Happy.

I’m happy. This is a very strange feeling for me and one that was foreign. But I’d been noticing it of late: things don’t piss me off, my short fuse has gotten longer, and I generally approach things with equanimity. And people. I like people now. It was hard for me to identify this fact in me because I guess I’ve never been happy before; I’ve been content, no one has ever died on my lawn, but I’ve never had a sustained period where I’m just…happy.

So I stepped back to figure out what’s going on in my life that could possibly make me happy. My father is dying, I’m worried about money, finding a job (in three years), and failing law school. I’m stressed beyond belief and feel like my friends will think I’ve abandoned them because I don’t have time to talk to them (or blog to them). But somehow—still happy.

And then I realized: I’m living my life the way I want to. I’ve completely abandoned the desire to make my parents happy. I’ve allowed myself to do what I want to do. I’m in a relationship that supports me, I live with my best friend, I’m going to law school (which, entertainingly falls in both the “good” and “bad” categories when I quantify my life), and I’m in control.

In high school & college, I did what I did because I was supposed to. After college, I got a job that I didn’t like so that I could pay the bills and live with my boyfriend. Even though the last half of that sentence was what I wanted, it came at a high cost (plus my family went off the deep end about that). But now, I’m only doing what I want. And I never knew before this that I was unhappy.

10 thoughts on “Happy.

  1. I think I understand what you’re saying here, xJane.

    I don’t know that I can say I’m happy, full stop, just now. But I’m a lot happier now than I’ve been in quite a while. I’m less stressed. I don’t freak out at small things nearly as easily as I did in the past. I can look at a problem and decide whether it’s something I need to worry about or whether I can just take the attitude that I don’t give a shit and whatever is going to happen will happen. Before, the freak-out would have been sort of my default reaction to almost everything.

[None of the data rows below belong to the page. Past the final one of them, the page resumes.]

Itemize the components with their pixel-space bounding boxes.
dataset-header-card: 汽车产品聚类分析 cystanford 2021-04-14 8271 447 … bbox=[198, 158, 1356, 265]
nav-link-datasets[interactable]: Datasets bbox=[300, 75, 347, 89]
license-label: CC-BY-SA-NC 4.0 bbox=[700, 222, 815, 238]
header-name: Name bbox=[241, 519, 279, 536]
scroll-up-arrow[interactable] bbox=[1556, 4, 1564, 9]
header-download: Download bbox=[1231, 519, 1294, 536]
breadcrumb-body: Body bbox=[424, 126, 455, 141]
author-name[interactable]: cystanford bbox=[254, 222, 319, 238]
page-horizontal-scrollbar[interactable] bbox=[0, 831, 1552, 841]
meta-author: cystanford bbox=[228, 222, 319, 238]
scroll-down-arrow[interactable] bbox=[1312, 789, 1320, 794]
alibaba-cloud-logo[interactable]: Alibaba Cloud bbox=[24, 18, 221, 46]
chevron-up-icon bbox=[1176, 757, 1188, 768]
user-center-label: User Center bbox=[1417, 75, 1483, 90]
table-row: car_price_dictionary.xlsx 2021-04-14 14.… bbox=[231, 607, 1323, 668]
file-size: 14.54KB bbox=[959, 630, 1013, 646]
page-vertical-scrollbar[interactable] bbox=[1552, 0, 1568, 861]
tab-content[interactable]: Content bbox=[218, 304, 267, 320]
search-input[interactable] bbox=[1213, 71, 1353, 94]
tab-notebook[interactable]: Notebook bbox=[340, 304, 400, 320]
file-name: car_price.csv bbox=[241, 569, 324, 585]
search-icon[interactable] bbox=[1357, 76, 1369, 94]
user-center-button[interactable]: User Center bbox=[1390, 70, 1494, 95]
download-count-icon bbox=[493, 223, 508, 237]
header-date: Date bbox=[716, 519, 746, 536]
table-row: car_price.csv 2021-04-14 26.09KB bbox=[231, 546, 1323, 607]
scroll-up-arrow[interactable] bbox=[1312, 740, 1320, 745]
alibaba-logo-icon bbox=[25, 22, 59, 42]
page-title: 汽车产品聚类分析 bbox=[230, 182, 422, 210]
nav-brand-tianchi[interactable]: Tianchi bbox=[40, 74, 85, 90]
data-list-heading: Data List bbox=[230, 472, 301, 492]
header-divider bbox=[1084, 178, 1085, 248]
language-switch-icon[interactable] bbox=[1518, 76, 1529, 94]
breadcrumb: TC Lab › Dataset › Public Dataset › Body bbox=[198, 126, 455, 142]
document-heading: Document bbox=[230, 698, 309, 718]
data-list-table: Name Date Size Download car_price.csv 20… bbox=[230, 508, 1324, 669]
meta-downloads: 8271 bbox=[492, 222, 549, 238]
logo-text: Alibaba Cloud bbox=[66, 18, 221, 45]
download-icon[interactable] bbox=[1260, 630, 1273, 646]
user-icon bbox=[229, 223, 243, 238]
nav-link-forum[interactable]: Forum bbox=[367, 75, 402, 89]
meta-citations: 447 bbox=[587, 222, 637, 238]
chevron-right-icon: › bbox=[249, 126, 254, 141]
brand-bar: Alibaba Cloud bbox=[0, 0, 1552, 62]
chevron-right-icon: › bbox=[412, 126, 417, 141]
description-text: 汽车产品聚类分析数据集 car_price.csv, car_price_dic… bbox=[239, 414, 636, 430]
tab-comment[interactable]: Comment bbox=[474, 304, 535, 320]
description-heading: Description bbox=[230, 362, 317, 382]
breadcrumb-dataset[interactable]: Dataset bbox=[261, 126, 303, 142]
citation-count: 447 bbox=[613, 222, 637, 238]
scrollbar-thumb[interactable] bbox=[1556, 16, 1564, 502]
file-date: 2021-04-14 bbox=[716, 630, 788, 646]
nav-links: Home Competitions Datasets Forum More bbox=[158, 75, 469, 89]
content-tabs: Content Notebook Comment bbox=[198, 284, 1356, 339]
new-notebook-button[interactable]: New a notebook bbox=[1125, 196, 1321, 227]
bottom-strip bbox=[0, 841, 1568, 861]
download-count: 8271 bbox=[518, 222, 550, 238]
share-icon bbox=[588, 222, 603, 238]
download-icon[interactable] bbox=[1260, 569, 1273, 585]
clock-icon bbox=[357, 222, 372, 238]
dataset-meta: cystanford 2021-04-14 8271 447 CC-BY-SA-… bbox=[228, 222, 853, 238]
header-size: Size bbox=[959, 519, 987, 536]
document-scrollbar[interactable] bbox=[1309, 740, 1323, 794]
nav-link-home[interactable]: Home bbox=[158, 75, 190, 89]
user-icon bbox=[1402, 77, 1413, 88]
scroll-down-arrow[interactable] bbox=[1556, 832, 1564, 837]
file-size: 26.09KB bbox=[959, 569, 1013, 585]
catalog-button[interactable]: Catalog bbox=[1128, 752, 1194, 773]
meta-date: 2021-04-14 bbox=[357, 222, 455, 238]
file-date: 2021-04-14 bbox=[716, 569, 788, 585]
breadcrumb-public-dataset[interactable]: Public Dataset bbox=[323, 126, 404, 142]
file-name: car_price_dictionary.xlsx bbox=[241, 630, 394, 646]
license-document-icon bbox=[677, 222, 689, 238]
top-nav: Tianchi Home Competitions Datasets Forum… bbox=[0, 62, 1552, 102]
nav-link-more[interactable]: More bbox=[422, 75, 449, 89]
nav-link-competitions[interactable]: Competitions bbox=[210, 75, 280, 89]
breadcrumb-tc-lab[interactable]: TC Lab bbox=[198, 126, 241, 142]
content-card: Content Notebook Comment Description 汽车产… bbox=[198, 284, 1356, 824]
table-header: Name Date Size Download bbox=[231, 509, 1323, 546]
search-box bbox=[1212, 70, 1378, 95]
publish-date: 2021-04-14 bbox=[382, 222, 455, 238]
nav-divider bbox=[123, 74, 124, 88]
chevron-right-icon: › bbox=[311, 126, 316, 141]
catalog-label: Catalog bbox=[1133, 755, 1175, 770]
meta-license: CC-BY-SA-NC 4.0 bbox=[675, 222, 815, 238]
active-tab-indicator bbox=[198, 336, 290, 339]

    Now, there’s a bit of guilt attached to being this new, less-stressed Elaine, as I’ve reached this calmer, happier state of being since my mother died in December. This is so even though I know my mother’s passing is not the cause of my better state of emotional being. I know it has more to do with not having to be alert to her needs 24/7, with not being tied down to home most of the time, with being able to come and go as I please for the first time in several years. Taking care of her, even though I was glad to do it, was an extremely stressful way to live, and as much as I miss her, I don’t miss the stress at all.

    And so, I’m mostly happy now, too, and I’m not always quite sure what to do with that. But it’s a good feeling, and I’m working on making it a permanent thing.

    Elaine

  2. I started feeling the same thing once I stopped living my life for anyone else, and started living MY life. And as soon as I did that my parents, many members of extended family, many ex-friends and acquaintances also went of the deep end because I stopped pretending to be religious and straight. I was me, and that was enough. It was (and is) more important than having a good relationship with my parents, than having tons of friends, than being able to fit in in a culture I hate and reject. Life is good.

  3. It came as a great surprise to me just how happy taking charge of my own life made me. It took me a long time to grow up. It seems that many institutions in our culture try to delay that kind of independence.

  4. Thank you all for the positive feedback—I was afraid that this was going to come off as gloating; or as though I have no troubles at all in my life (especially during this time of strife for many). If I had known what a huge change making what seem like small changes in my life would make, I would have done it long ago. And now I’m going to tell everyone I know that they should live for themselves.

  5. I’m glad to be reading this post, and I can relate. After my long and bitter divorce, and finding myself in an HEALTHY relationship, I too know what happiness (and control!) feels like and it’s wonderful. True, stress and problems aplenty (part of life, deal with it Rich), but happy, and happy for you!

  6. I know what you mean, especially about not realizing how unhappy you were before. I call it liberty. I never knew I was in bondage until I liberated myself.